マイナンバーとマイナカードは「別物」 ナンバー記載がカードの利便性を下げる 他人に見られたくない個人情報を持ち歩く矛盾 いっそのことナンバー消して名前も変える?
5月31日、「改正マイナンバー法」が参議院本会議で可決、成立した。これにより、スマートフォンでマイナンバーカードの機能すべてが担えるようになる。また2026年度から導入予定の新しいマイナンバーカードから、性別の表記が削除されることなどが決まった。 マイナンバーとマイナカードは「別物」 ナンバー記載がカードの利便性を下げる マイナンバーカード関連の様々な制度づくりは、急ピッチで進んでいるように感じられる。健康保険証の一本化もそうだし、図書館や避難所の入退場確認を暗証番号不要の「かざし利用」にするとか、我々の生活にぐいぐい入り込んできている。 このままだと、マイナンバーカードを持ち歩く機会が増えそうだ。しかしそもそも、マイナンバーカードの裏面に記載されている「12桁のマイナンバー」って、人に知られてはいけないものではなかったのか。これ、矛盾していないだろうか? IDや個人情報に詳しい情報学の専門家で、マイナンバー制度やマイナンバーカードにも精通する佐藤一郎・国立情報学研究所教授に詳しく聞いた。
■「マイナンバー」と「マイナンバーカード」は別物
佐藤一郎教授: 「マイナンバー(12桁の番号)」と「マイナンバーカード」は別物です。実際の利用において、唯一の関連性は「カードの裏面にマイナンバーが記載してあること」だけ。現状、「マイナンバーカード」を、写真付き身分証明書の利用や電子的な身分証明に使うときに、マイナンバーは関係ありません。 また、「マイナンバー」を利用する時に、マイナンバーカードを見せることがありますが、それはマイナンバーの記載ミスがないかの確認のためにすぎません。従って、「正しいマイナンバーが記載されたもの(後述する「通知カード」など)」であれば、それが「マイナンバーカード」である必要は本来はないのです。 「マイナンバー」とは、日本国内に住民票がある人、全員に付与される12桁の番号です。社会保障制度、税制、災害対策など、法令または条例で定められた事務手続きにおいてのみ、使用されるものです。
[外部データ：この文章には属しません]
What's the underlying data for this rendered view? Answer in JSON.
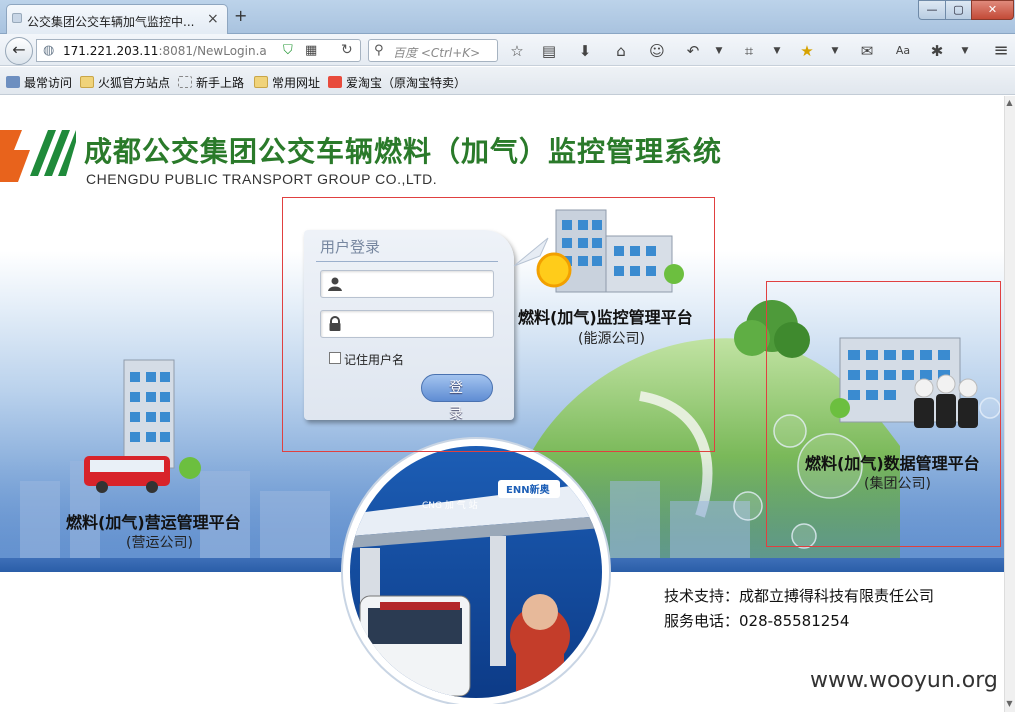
{
  "browser": {
    "tab_title": "公交集团公交车辆加气监控中...",
    "tab_close": "×",
    "new_tab": "+",
    "window_buttons": {
      "minimize": "—",
      "maximize": "▢",
      "close": "✕"
    },
    "url_host": "171.221.203.11",
    "url_rest": ":8081/NewLogin.a",
    "search_placeholder": "百度 <Ctrl+K>"
  },
  "bookmarks": [
    {
      "label": "最常访问",
      "icon": "globe-bookmark-icon"
    },
    {
      "label": "火狐官方站点",
      "icon": "folder-icon"
    },
    {
      "label": "新手上路",
      "icon": "dashed-folder-icon"
    },
    {
      "label": "常用网址",
      "icon": "folder-icon"
    },
    {
      "label": "爱淘宝（原淘宝特卖）",
      "icon": "taobao-icon"
    }
  ],
  "header": {
    "title": "成都公交集团公交车辆燃料（加气）监控管理系统",
    "subtitle": "CHENGDU PUBLIC TRANSPORT GROUP CO.,LTD."
  },
  "login": {
    "title": "用户登录",
    "username_value": "",
    "password_value": "",
    "remember_label": "记住用户名",
    "remember_checked": false,
    "submit_label": "登 录"
  },
  "platforms": {
    "monitor": {
      "title": "燃料(加气)监控管理平台",
      "subtitle": "(能源公司)"
    },
    "operations": {
      "title": "燃料(加气)营运管理平台",
      "subtitle": "(营运公司)"
    },
    "data": {
      "title": "燃料(加气)数据管理平台",
      "subtitle": "(集团公司)"
    }
  },
  "station_signs": {
    "enn": "ENN新奥",
    "cng": "CNG 加 气 站"
  },
  "footer": {
    "support": "技术支持：成都立搏得科技有限责任公司",
    "phone": "服务电话：028-85581254"
  },
  "watermark": "www.wooyun.org",
  "colors": {
    "title_green": "#2a7a2a",
    "logo_orange": "#e8631c",
    "band_blue": "#2a5ea8",
    "highlight_red": "#e04040"
  }
}
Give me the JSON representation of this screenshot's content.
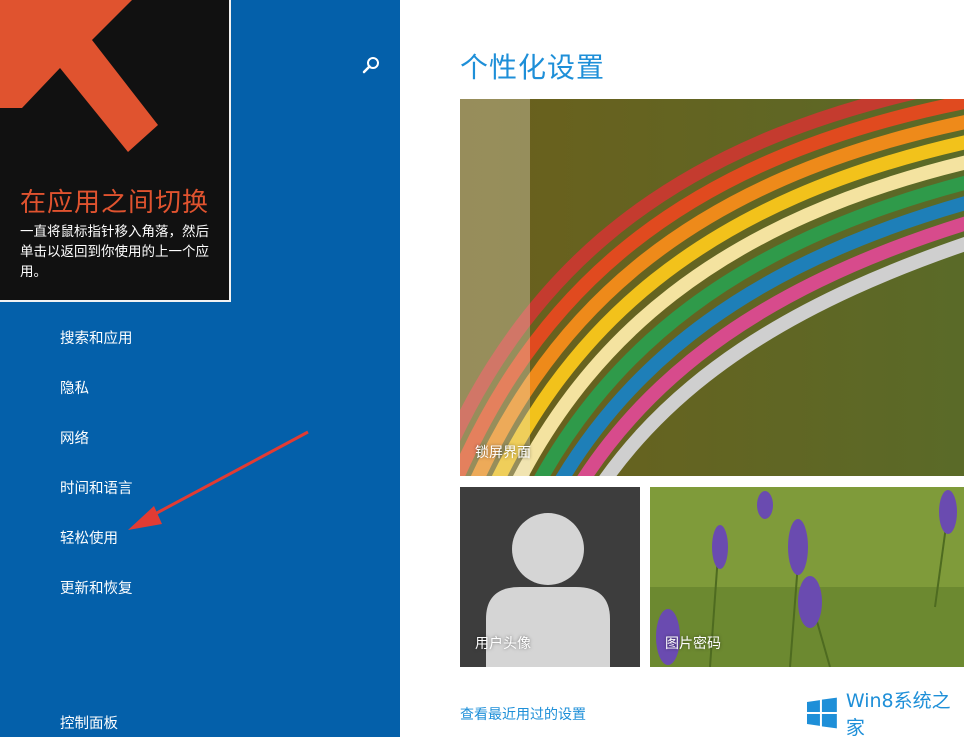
{
  "tip": {
    "title": "在应用之间切换",
    "body": "一直将鼠标指针移入角落，然后单击以返回到你使用的上一个应用。"
  },
  "search": {
    "icon": "search-icon"
  },
  "nav": {
    "items": [
      {
        "label": "搜索和应用"
      },
      {
        "label": "隐私"
      },
      {
        "label": "网络"
      },
      {
        "label": "时间和语言"
      },
      {
        "label": "轻松使用"
      },
      {
        "label": "更新和恢复"
      }
    ],
    "control_panel": "控制面板"
  },
  "main": {
    "title": "个性化设置",
    "tiles": {
      "lock_screen": "锁屏界面",
      "account_picture": "用户头像",
      "picture_password": "图片密码"
    },
    "recent_link": "查看最近用过的设置"
  },
  "brand": {
    "text": "Win8系统之家"
  },
  "colors": {
    "left_panel": "#0460aa",
    "accent": "#1e8fd8",
    "tip_title": "#e0532f",
    "annotation_arrow": "#e23b33"
  }
}
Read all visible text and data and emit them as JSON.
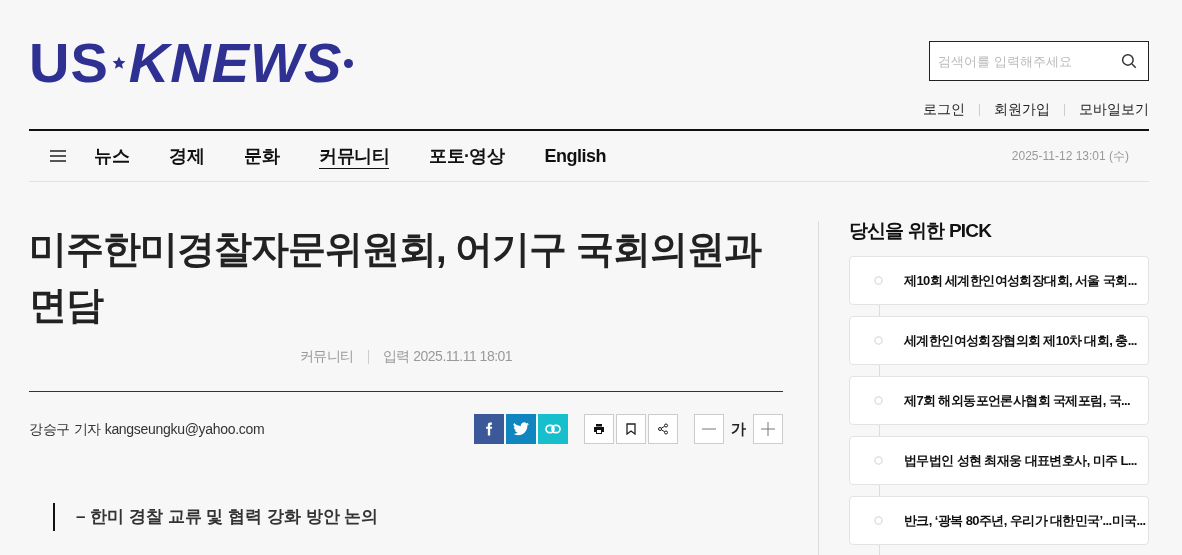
{
  "logo": {
    "left": "US",
    "right": "KNEWS"
  },
  "search": {
    "placeholder": "검색어를 입력해주세요"
  },
  "top_links": [
    "로그인",
    "회원가입",
    "모바일보기"
  ],
  "nav": {
    "items": [
      {
        "label": "뉴스",
        "selected": false
      },
      {
        "label": "경제",
        "selected": false
      },
      {
        "label": "문화",
        "selected": false
      },
      {
        "label": "커뮤니티",
        "selected": true
      },
      {
        "label": "포토·영상",
        "selected": false
      },
      {
        "label": "English",
        "selected": false
      }
    ],
    "date": "2025-11-12 13:01 (수)"
  },
  "article": {
    "title": "미주한미경찰자문위원회, 어기구 국회의원과 면담",
    "section": "커뮤니티",
    "published": "입력 2025.11.11 18:01",
    "byline": "강승구 기자 kangseungku@yahoo.com",
    "font_size_label": "가",
    "subtitle": "– 한미 경찰 교류 및 협력 강화 방안 논의"
  },
  "sidebar": {
    "title": "당신을 위한 PICK",
    "items": [
      "제10회 세계한인여성회장대회, 서울 국회...",
      "세계한인여성회장협의회 제10차 대회, 충...",
      "제7회 해외동포언론사협회 국제포럼, 국...",
      "법무법인 성현 최재웅 대표변호사, 미주 L...",
      "반크, ‘광복 80주년, 우리가 대한민국’...미국..."
    ]
  }
}
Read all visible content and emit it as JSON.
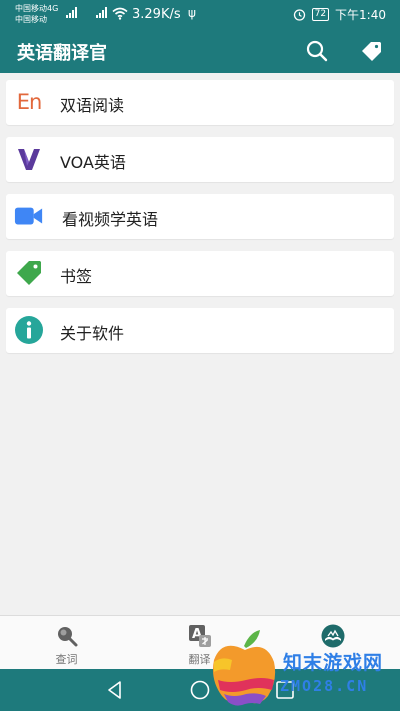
{
  "status_bar": {
    "carrier_1": "中国移动4G",
    "carrier_2": "中国移动",
    "net_speed": "3.29K/s",
    "battery": "72",
    "time": "下午1:40",
    "icons": [
      "signal-icon",
      "wifi-icon",
      "usb-icon",
      "alarm-icon",
      "battery-icon"
    ]
  },
  "app_bar": {
    "title": "英语翻译官",
    "actions": [
      "search-icon",
      "tag-icon"
    ]
  },
  "menu": {
    "items": [
      {
        "label": "双语阅读",
        "icon": "en-text-icon",
        "icon_text": "En",
        "color": "#e2683c"
      },
      {
        "label": "VOA英语",
        "icon": "voa-v-icon",
        "color": "#5b3a9c"
      },
      {
        "label": "看视频学英语",
        "icon": "video-camera-icon",
        "color": "#3f86f5"
      },
      {
        "label": "书签",
        "icon": "bookmark-tag-icon",
        "color": "#3ea84c"
      },
      {
        "label": "关于软件",
        "icon": "info-icon",
        "color": "#26a69a"
      }
    ]
  },
  "bottom_nav": {
    "items": [
      {
        "label": "查词",
        "icon": "search-icon"
      },
      {
        "label": "翻译",
        "icon": "translate-icon"
      },
      {
        "label": "",
        "icon": "book-icon"
      }
    ],
    "active_color": "#1e6b6a"
  },
  "watermark": {
    "line_1": "知末游戏网",
    "line_2": "ZMO28.CN"
  },
  "theme": {
    "primary": "#1e7a7c",
    "background": "#f1f1f1"
  }
}
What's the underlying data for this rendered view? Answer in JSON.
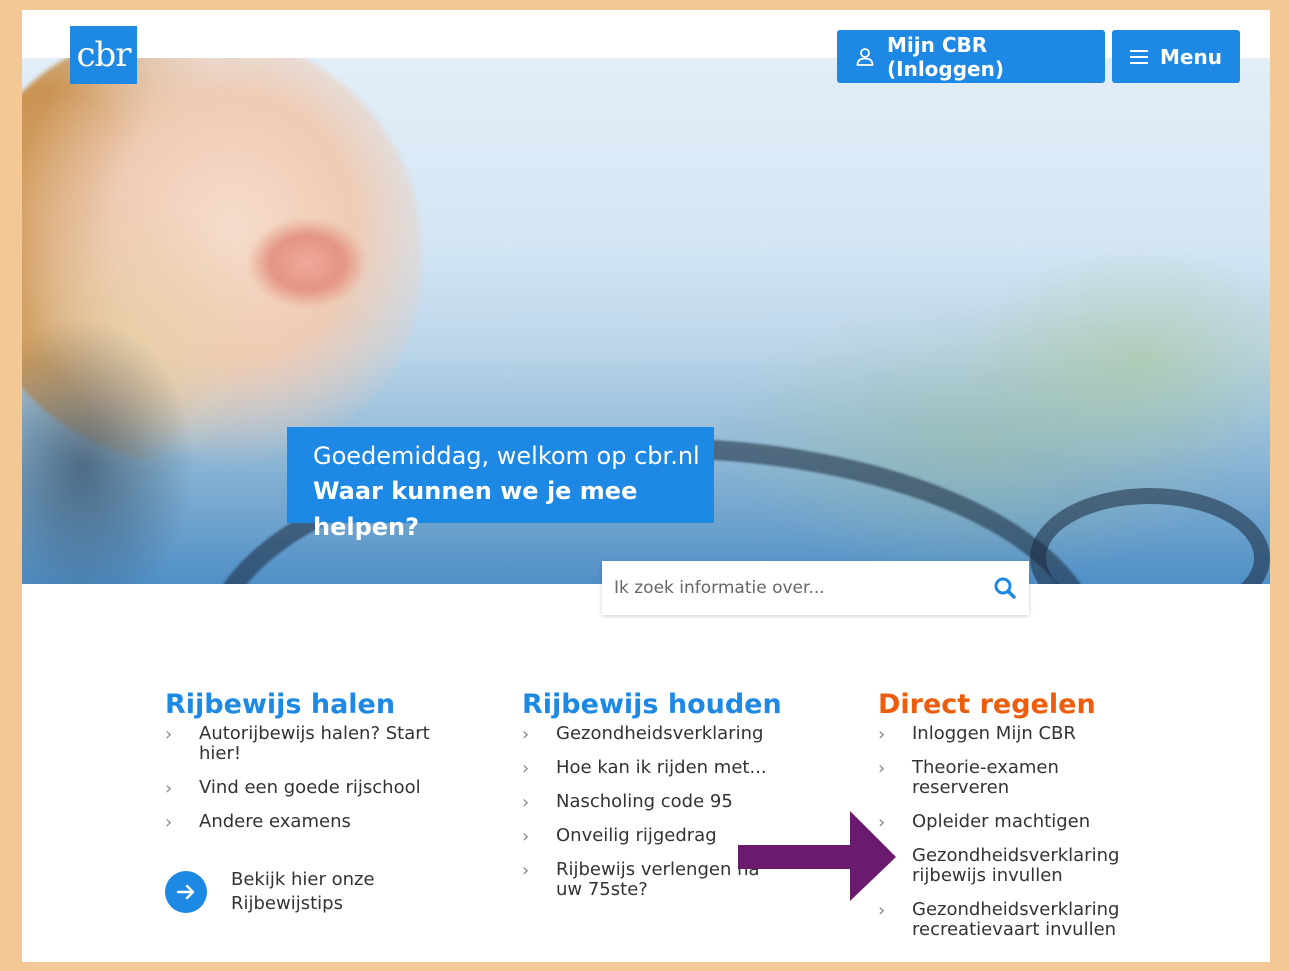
{
  "logo": {
    "text": "cbr"
  },
  "header": {
    "login_label": "Mijn CBR (Inloggen)",
    "menu_label": "Menu"
  },
  "hero": {
    "greeting": "Goedemiddag, welkom op cbr.nl",
    "question": "Waar kunnen we je mee helpen?"
  },
  "search": {
    "placeholder": "Ik zoek informatie over..."
  },
  "columns": {
    "rijbewijs_halen": {
      "title": "Rijbewijs halen",
      "items": [
        "Autorijbewijs halen? Start hier!",
        "Vind een goede rijschool",
        "Andere examens"
      ]
    },
    "rijbewijs_houden": {
      "title": "Rijbewijs houden",
      "items": [
        "Gezondheidsverklaring",
        "Hoe kan ik rijden met...",
        "Nascholing code 95",
        "Onveilig rijgedrag",
        "Rijbewijs verlengen na uw 75ste?"
      ]
    },
    "direct_regelen": {
      "title": "Direct regelen",
      "items": [
        "Inloggen Mijn CBR",
        "Theorie-examen reserveren",
        "Opleider machtigen",
        "Gezondheidsverklaring rijbewijs invullen",
        "Gezondheidsverklaring recreatievaart invullen"
      ]
    }
  },
  "tips": {
    "label": "Bekijk hier onze Rijbewijstips"
  },
  "colors": {
    "brand_blue": "#1e88e5",
    "accent_orange": "#ec5e0d",
    "annotation_arrow": "#6a1b6e",
    "frame": "#f3c894"
  },
  "icons": {
    "login": "user-icon",
    "menu": "hamburger-icon",
    "search": "search-icon",
    "list_bullet": "chevron-right-icon",
    "tips": "arrow-right-icon"
  }
}
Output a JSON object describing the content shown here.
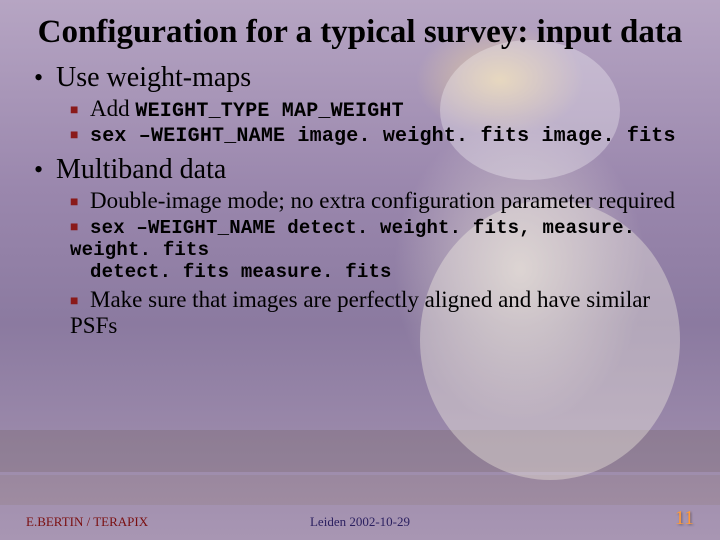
{
  "title": "Configuration for a typical survey: input data",
  "points": {
    "p1": {
      "text": "Use weight-maps"
    },
    "p1a": {
      "prefix": "Add ",
      "code": "WEIGHT_TYPE MAP_WEIGHT"
    },
    "p1b": {
      "code": "sex –WEIGHT_NAME image. weight. fits image. fits"
    },
    "p2": {
      "text": "Multiband data"
    },
    "p2a": {
      "text": "Double-image mode; no extra configuration parameter required"
    },
    "p2b": {
      "code_line1": "sex –WEIGHT_NAME detect. weight. fits, measure. weight. fits",
      "code_line2": "detect. fits measure. fits"
    },
    "p2c": {
      "text": "Make sure that images are perfectly aligned and have similar PSFs"
    }
  },
  "footer": {
    "left": "E.BERTIN / TERAPIX",
    "center": "Leiden 2002-10-29",
    "right": "11"
  }
}
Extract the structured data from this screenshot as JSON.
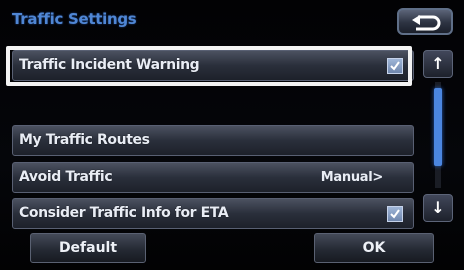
{
  "title": "Traffic Settings",
  "back_icon": "return-arrow-icon",
  "items": [
    {
      "label": "Traffic Incident Warning",
      "checked": true
    },
    {
      "label": "My Traffic Routes"
    },
    {
      "label": "Avoid Traffic",
      "value": "Manual>"
    },
    {
      "label": "Consider Traffic Info for ETA",
      "checked": true
    }
  ],
  "scroll": {
    "up_label": "↑",
    "down_label": "↓"
  },
  "buttons": {
    "default_label": "Default",
    "ok_label": "OK"
  },
  "colors": {
    "title": "#4f86d4",
    "highlight": "#f3f3f3",
    "scroll_thumb": "#4b86e0"
  }
}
制度が始まった当初、紙製の「通知カード」が送られてきたと思います。 それに対して「マイナンバーカード」は、顔写真付き身分証明証、かつ電子的な身分証明書です。マイナンバーカードはICチップと暗証番号によって本人確認を行いますが、その時に12桁のマイナンバーは、直接的な関係はありません。